Comment by Joella Davis on May 12, 2010 at 10:52pm
I believe documentary photography/straight-forward photography is a wonderful glimpse of reality. Without visual documentation, many would not be aware of the world. If one were to take a photo of the ecosystem in the Caribbean and alter the color using Photoshop or even hand coloring it, would it still be considered documentary? How could on trust an image that is not of true representation. Cyanotype and any other alternative photographic process are usually seen as works of art nowadays. Only "pure" photographic images are written by light. Whether it is through the lens of a camera or negative through an enlarger, the image itself as a whole is pure until some action is taken to alter/combine the subject(s). As for Ansel, I have never been to Yosemite and only hope that the beauty of his photographs are realistic interpretations.
Comment by ryan anderson on May 12, 2010 at 10:17pm
Mr. Hoyem is not Ansel Adams, the lowrider color manipulation alters the message and reality of the moment.

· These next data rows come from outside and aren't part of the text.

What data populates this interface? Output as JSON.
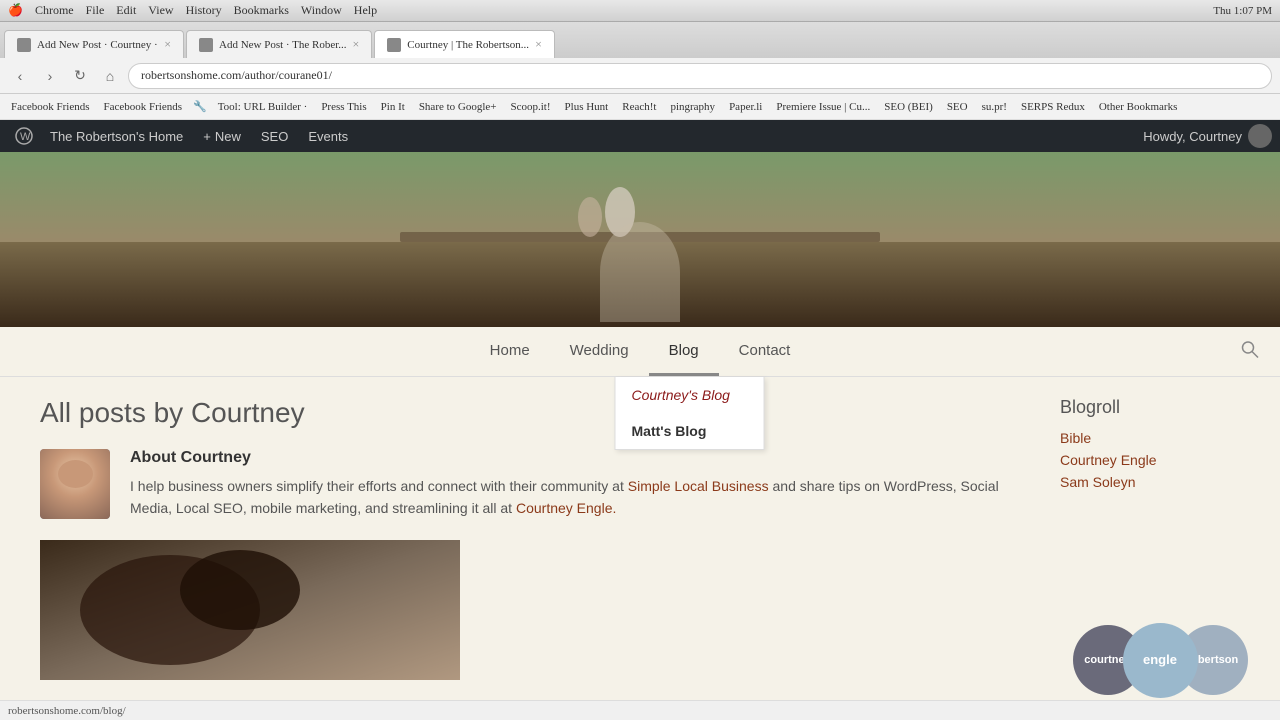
{
  "mac": {
    "app": "Chrome",
    "menus": [
      "Chrome",
      "File",
      "Edit",
      "View",
      "History",
      "Bookmarks",
      "Window",
      "Help"
    ],
    "time": "Thu 1:07 PM",
    "title": "Chrome"
  },
  "tabs": [
    {
      "label": "Add New Post · Courtney ·",
      "active": false
    },
    {
      "label": "Add New Post · The Rober...",
      "active": false
    },
    {
      "label": "Courtney | The Robertson...",
      "active": true
    }
  ],
  "toolbar": {
    "address": "robertsonshome.com/author/courane01/"
  },
  "bookmarks": [
    "Facebook Friends",
    "Facebook Friends",
    "Tool: URL Builder ·",
    "Press This",
    "Pin It",
    "Share to Google+",
    "Scoop.it!",
    "Plus Hunt",
    "Reach!t",
    "pingraphy",
    "Paper.li",
    "Premiere Issue | Cu...",
    "SEO (BEI)",
    "SEO",
    "su.pr!",
    "SERPS Redux",
    "Other Bookmarks"
  ],
  "wp_admin": {
    "site_name": "The Robertson's Home",
    "new_label": "New",
    "seo_label": "SEO",
    "events_label": "Events",
    "howdy": "Howdy, Courtney"
  },
  "site_nav": {
    "items": [
      {
        "label": "Home",
        "active": false
      },
      {
        "label": "Wedding",
        "active": false
      },
      {
        "label": "Blog",
        "active": true
      },
      {
        "label": "Contact",
        "active": false
      }
    ],
    "dropdown": {
      "items": [
        {
          "label": "Courtney's Blog",
          "active": true
        },
        {
          "label": "Matt's Blog",
          "active": false
        }
      ]
    }
  },
  "main": {
    "page_title": "All posts by Courtney",
    "author": {
      "name": "About Courtney",
      "bio": "I help business owners simplify their efforts and connect with their community at Simple Local Business and share tips on WordPress, Social Media, Local SEO, mobile marketing, and streamlining it all at Courtney Engle.",
      "link1_text": "Simple Local Business",
      "link2_text": "Courtney",
      "link3_text": "Engle."
    }
  },
  "sidebar": {
    "blogroll_title": "Blogroll",
    "links": [
      {
        "label": "Bible"
      },
      {
        "label": "Courtney Engle"
      },
      {
        "label": "Sam Soleyn"
      }
    ]
  },
  "logo": {
    "part1": "courtney",
    "part2": "engle",
    "part3": "robertson"
  },
  "status_bar": {
    "url": "robertsonshome.com/blog/"
  }
}
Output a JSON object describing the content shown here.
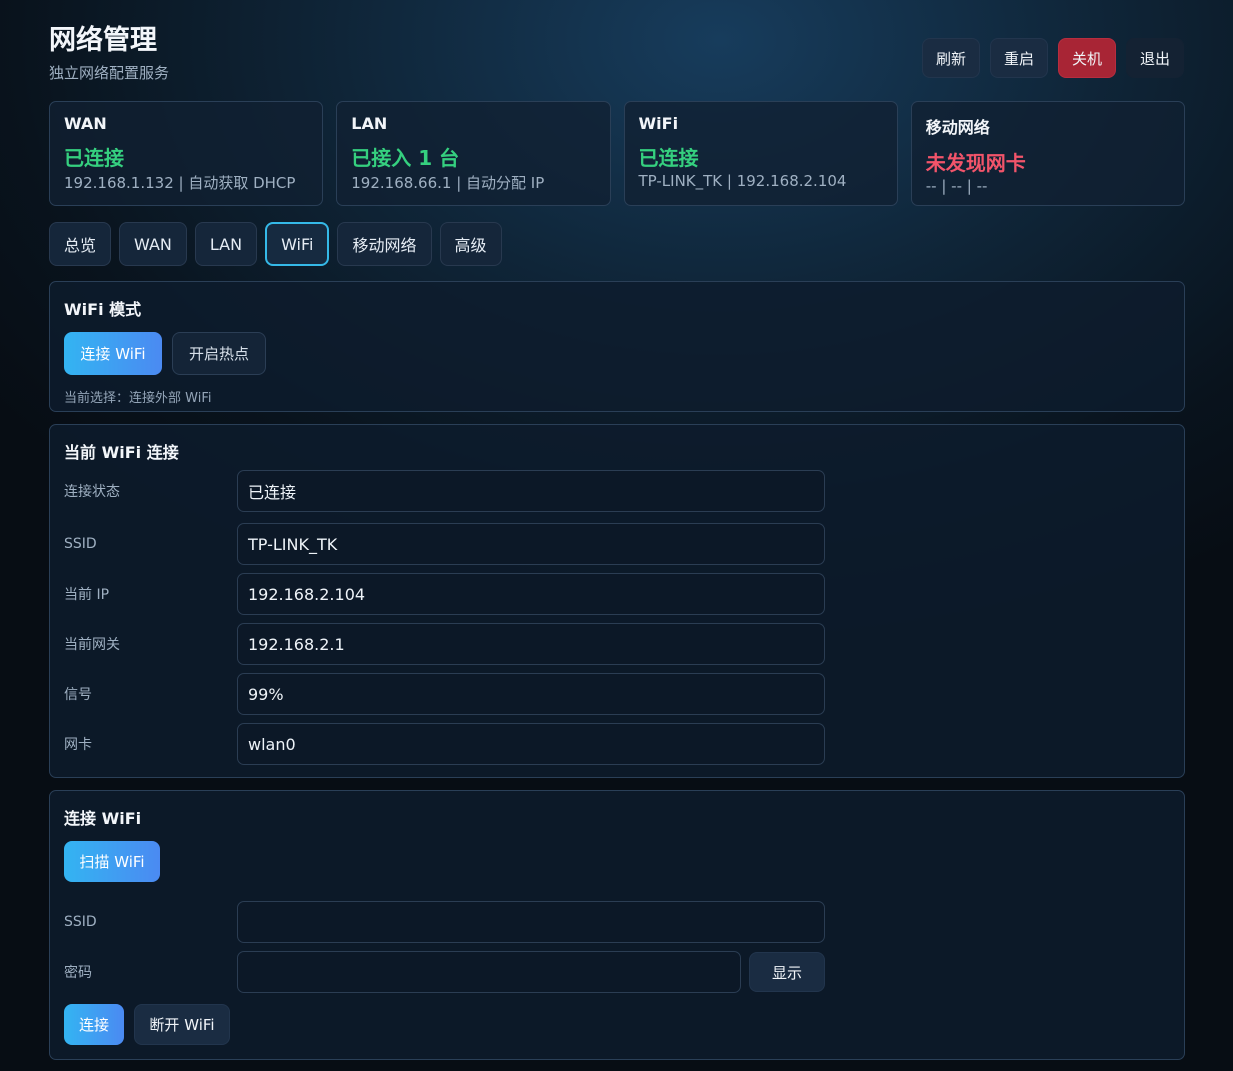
{
  "header": {
    "title": "网络管理",
    "subtitle": "独立网络配置服务",
    "actions": {
      "refresh": "刷新",
      "restart": "重启",
      "shutdown": "关机",
      "logout": "退出"
    }
  },
  "stats": {
    "wan": {
      "label": "WAN",
      "status": "已连接",
      "detail": "192.168.1.132 | 自动获取 DHCP"
    },
    "lan": {
      "label": "LAN",
      "status": "已接入 1 台",
      "detail": "192.168.66.1 | 自动分配 IP"
    },
    "wifi": {
      "label": "WiFi",
      "status": "已连接",
      "detail": "TP-LINK_TK | 192.168.2.104"
    },
    "mobile": {
      "label": "移动网络",
      "status": "未发现网卡",
      "detail": "-- | -- | --"
    }
  },
  "tabs": [
    "总览",
    "WAN",
    "LAN",
    "WiFi",
    "移动网络",
    "高级"
  ],
  "wifi_mode": {
    "title": "WiFi 模式",
    "connect_label": "连接 WiFi",
    "hotspot_label": "开启热点",
    "hint": "当前选择：连接外部 WiFi"
  },
  "current_wifi": {
    "title": "当前 WiFi 连接",
    "rows": [
      {
        "label": "连接状态",
        "value": "已连接"
      },
      {
        "label": "SSID",
        "value": "TP-LINK_TK"
      },
      {
        "label": "当前 IP",
        "value": "192.168.2.104"
      },
      {
        "label": "当前网关",
        "value": "192.168.2.1"
      },
      {
        "label": "信号",
        "value": "99%"
      },
      {
        "label": "网卡",
        "value": "wlan0"
      }
    ]
  },
  "connect_wifi": {
    "title": "连接 WiFi",
    "scan_label": "扫描 WiFi",
    "ssid_label": "SSID",
    "ssid_value": "",
    "password_label": "密码",
    "password_value": "",
    "show_label": "显示",
    "connect_label": "连接",
    "disconnect_label": "断开 WiFi"
  },
  "colors": {
    "ok": "#35d07f",
    "error": "#f2546a",
    "accent": "#35b9e8",
    "danger": "#a82535"
  }
}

How does the color/BW split alter the message and reality? Is it suddenly a lie to foreground part of the image in this way? Is the "reality of the moment" altered if the image is all black and white?

By way of Mr. Hoyen’s post-production manipulation the lowrider photo-essay has moved from a photographic document to a photoshop/darkroom exercise.

This is interesting because I was not aware of this set of anthropological/documentary rules. At what point did this shift from "document" to "exercise" occur? How can we tell when our photographs leave the document category and become mere darkroom/photoshop exercises? Can a cyanotype be a photographic document? Do images have to be either all color or all black and white to qualify as a true document? Do you put black and white images into the "photographic document" category?